Web (World Wide Web : toile mondiale) : système de publication de documents qui permet à un logiciel d’accéder à un fichier situé sur un autre ordinateur connecté à Internet (avec lequel le Web est largement confondu). Un navigateur web (browser, en anglais) est un logiciel qui réalise cet accès et qui affiche les contenus du fichier distant. Le fichier et le résultat de l’affichage sont tous les deux nommés « page web ».
Internet : système mondial d’interconnexion entre des ordinateurs et nom donné au réseau formé par ces ordinateurs. Il recourt à un protocole de communication (TCP/IP) et à des protocoles de transfert de données, le plus usité étant HTTP (Hypertext Transfert Protocol).
réalité virtuelle : simulation informatisée et interactive qui recourt à la perception (très fréquemment visuelle, souvent haptique – tactile ou relative à un effort mécanique – et parfois auditive) pour donner l’impression à l’utilisateur d’être confronté à une situation réelle.
algorithme : séquence finie d’opérations pouvant être appliquées à un nombre fini de données et qui permet de résoudre une infinité de problèmes semblables
heuristique : du grec ancien heuriskein (trouver, découvrir), se dit d’une méthode qui aide à progresser dans la résolution d’un problème grâce à une ou plusieurs hypothèses provisoires, dites également heuristiques
intelligence artificielle : développement d’algorithmes visant, à l’origine, à reproduire des fonctions intellectuelles humaines.
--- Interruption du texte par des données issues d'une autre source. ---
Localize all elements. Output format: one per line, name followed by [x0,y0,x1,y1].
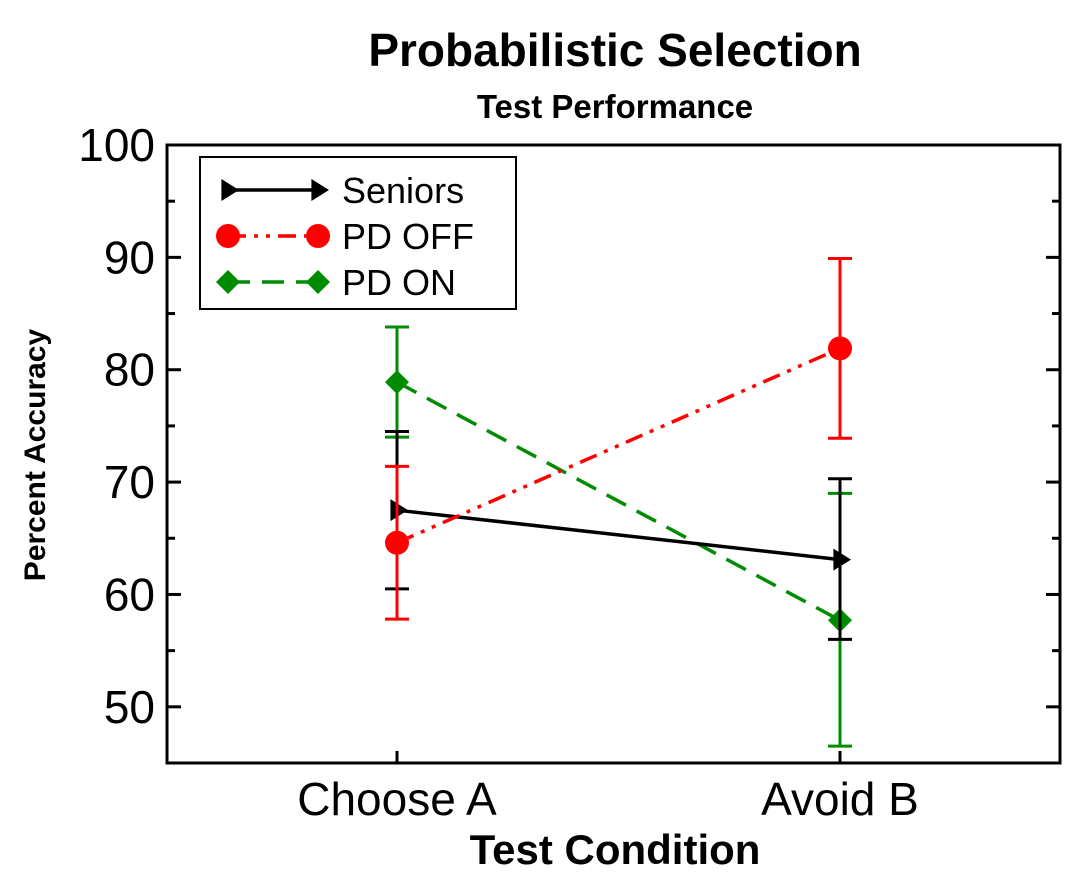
series-line [396,508,841,562]
legend-label: PD ON [342,262,456,303]
series-line [396,380,841,622]
x-tick-label: Choose A [297,773,497,825]
x-tick-label: Avoid B [761,773,919,825]
y-tick-label: 80 [104,344,155,396]
legend-marker [306,224,330,248]
series-pd-off [385,256,852,621]
series-line [396,346,841,545]
legend-label: Seniors [342,170,464,211]
data-point [828,336,852,361]
legend-marker [311,179,329,201]
legend-marker [221,179,239,201]
legend-marker [306,270,330,294]
y-tick-label: 50 [104,681,155,733]
chart-title: Probabilistic Selection [368,24,861,76]
chart-subtitle: Test Performance [477,88,753,125]
legend: Seniors PD OFF PD ON [199,156,517,310]
plot-area [165,143,1062,765]
legend-marker [216,270,240,294]
y-tick-label: 70 [104,456,155,508]
legend-items: Seniors PD OFF PD ON [216,170,474,303]
y-tick-label: 90 [104,231,155,283]
data-point [833,548,851,571]
series-seniors [385,430,852,641]
data-point [390,499,408,522]
data-point [385,370,409,395]
series-layer [385,256,852,748]
legend-label: PD OFF [342,216,474,257]
y-tick-label: 100 [78,119,155,171]
x-axis-label: Test Condition [470,826,761,873]
y-axis-label: Percent Accuracy [19,329,52,582]
y-axis-ticks: 50 60 70 80 90 100 [78,119,1060,733]
data-point [385,530,409,555]
legend-box [199,156,517,310]
legend-marker [216,224,240,248]
x-axis-ticks: Choose A Avoid B [297,751,919,825]
y-tick-label: 60 [104,568,155,620]
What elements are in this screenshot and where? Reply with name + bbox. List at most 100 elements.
Une partie des systèmes fondés sur de tels algorithmes sont capables de se compléter ou de se modifier eux-mêmes en fonction des résultats des opérations effectuées sur les données qui leur sont fournies. Aujourd’hui, quant à cette capacité, on parle plutôt d’apprentissage automatique.
Extraire des informations pertinentes de myriades de données est
une problématique récurrente et souvent cruciale, en particulier
pour nombre d’entreprises qui ont besoin de connaître les préférences
d’achat des consommateurs ou de déceler des facteurs de bénéfices
afin de prendre des décisions opportunes1. Or il est difficile d’adapter les
logiciels existant dans ce domaine à l’explosion des volumes d’informations
disponibles et surtout aux besoins variables des utilisateurs. C’est pourquoi
l’on recherche de nouveaux moyens d’exploration visuelle de données qui
soient faciles d’emploi et propices à des analyses dont les aboutissants
ne sont pas nécessairement tous connus au préalable.
Les applications de ce champ de recherche permettent d’explorer
notamment des structures sociales actuelles, tels les réseaux « d’amis »
sur Internet, ou celles du passé. Des historiens médiévistes ont ainsi
découvert, en collaboration avec notre équipe et des mathématiciens
toulousains, des réseaux de relations dans la paysannerie du Moyen Âge.2
Cette dernière représentait plus de 90 % de la population de l’époque
mais reste encore mal connue car la documentation disponible concerne
en majorité le clergé et la noblesse. Les chercheurs ont toutefois tiré parti
d’un ensemble exceptionnel de 3 000 archives d’actes notariés relatifs à
des transactions agraires dans une petite zone du sud-ouest de la France,
chacun de ces documents comportant des détails sur les personnes et
les lieux concernés3. Après un long travail de numérisation des archives,
il a été possible de construire des réseaux dans lesquels deux nœuds
(individus) sont reliés si leurs noms apparaissent dans un même acte.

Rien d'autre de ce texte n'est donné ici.